他强迫自己将视线从那道狙击镜可能存在的方向移开,压下心底因为极限体能消耗而产生的杂念。
影子只是光学的必然结果,杀死他的,只会是人。
红石崖到了。
崖壁如同一面被劈开的巨大屏风,暗红色的岩体在夕阳的最后余光里,呈现出一种近乎凝固的血色。

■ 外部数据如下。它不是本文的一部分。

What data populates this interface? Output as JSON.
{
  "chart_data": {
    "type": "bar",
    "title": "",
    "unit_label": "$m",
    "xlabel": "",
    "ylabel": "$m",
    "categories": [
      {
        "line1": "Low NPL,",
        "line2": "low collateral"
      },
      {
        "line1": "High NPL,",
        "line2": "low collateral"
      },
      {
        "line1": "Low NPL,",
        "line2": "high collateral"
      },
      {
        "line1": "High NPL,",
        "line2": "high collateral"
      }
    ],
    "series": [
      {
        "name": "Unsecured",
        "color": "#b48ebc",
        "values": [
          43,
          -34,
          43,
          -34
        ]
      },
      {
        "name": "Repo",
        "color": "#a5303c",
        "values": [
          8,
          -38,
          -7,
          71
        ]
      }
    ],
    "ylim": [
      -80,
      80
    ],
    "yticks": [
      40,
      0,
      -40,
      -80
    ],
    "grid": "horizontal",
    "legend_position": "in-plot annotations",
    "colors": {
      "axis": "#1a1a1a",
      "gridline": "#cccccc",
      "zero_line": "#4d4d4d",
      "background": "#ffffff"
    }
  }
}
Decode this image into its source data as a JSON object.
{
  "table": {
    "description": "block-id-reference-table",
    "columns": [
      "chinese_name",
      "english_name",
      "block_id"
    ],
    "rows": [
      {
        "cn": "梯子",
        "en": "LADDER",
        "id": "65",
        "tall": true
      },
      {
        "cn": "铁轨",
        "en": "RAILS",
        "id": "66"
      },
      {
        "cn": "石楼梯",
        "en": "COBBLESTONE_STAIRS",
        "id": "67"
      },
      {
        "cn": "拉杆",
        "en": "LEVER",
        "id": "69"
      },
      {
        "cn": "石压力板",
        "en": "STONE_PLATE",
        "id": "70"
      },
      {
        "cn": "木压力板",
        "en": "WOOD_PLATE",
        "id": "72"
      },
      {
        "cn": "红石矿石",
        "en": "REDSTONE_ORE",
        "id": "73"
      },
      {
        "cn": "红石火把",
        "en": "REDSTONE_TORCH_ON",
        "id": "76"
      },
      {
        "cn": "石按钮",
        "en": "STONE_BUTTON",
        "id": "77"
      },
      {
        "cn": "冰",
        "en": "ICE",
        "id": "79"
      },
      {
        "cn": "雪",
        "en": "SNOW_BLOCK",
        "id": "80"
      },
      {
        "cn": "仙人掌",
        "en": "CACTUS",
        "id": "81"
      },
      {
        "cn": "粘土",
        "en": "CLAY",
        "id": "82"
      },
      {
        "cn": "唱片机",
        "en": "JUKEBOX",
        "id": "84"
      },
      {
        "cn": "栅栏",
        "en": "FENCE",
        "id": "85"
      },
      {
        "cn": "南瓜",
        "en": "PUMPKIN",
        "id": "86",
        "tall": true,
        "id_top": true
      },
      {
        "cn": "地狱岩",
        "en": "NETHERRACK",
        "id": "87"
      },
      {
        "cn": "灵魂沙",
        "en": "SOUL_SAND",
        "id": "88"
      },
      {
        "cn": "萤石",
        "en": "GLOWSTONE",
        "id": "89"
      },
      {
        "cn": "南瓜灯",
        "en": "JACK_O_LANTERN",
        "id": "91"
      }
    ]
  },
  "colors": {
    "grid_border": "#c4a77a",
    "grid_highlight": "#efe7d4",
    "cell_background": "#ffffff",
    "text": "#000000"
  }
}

他脚下的沙地逐渐被坚硬的碎石滩取代,每一步都发出清脆的“咔嚓”声,在这片死寂的旷野里传出很远。
“站住!”
一个粗粝的声音通过扩音器传来,失真的电音在空旷的崖壁间来回激荡,震得人耳膜发麻。
宁千机停下脚步,抬头望去。
声音来自他左上方大约五十米处的一块岩石凸起,那里隐约有几个人影,但距离太远,看不真切。
他能感觉到,那道锁定他的望远镜视线,就来自那里。
嗡嗡……
几声细微而尖锐的马达声从他身后响起。
宁千机没有回头,眼角的余光瞥见三四架黑色的无人机从远处的沙丘后方升空,像一群机械秃鹫,迅速爬升到他上空盘旋,红色的指示灯在愈发深沉的暮色中一闪一闪,像某种不祥的眼睛。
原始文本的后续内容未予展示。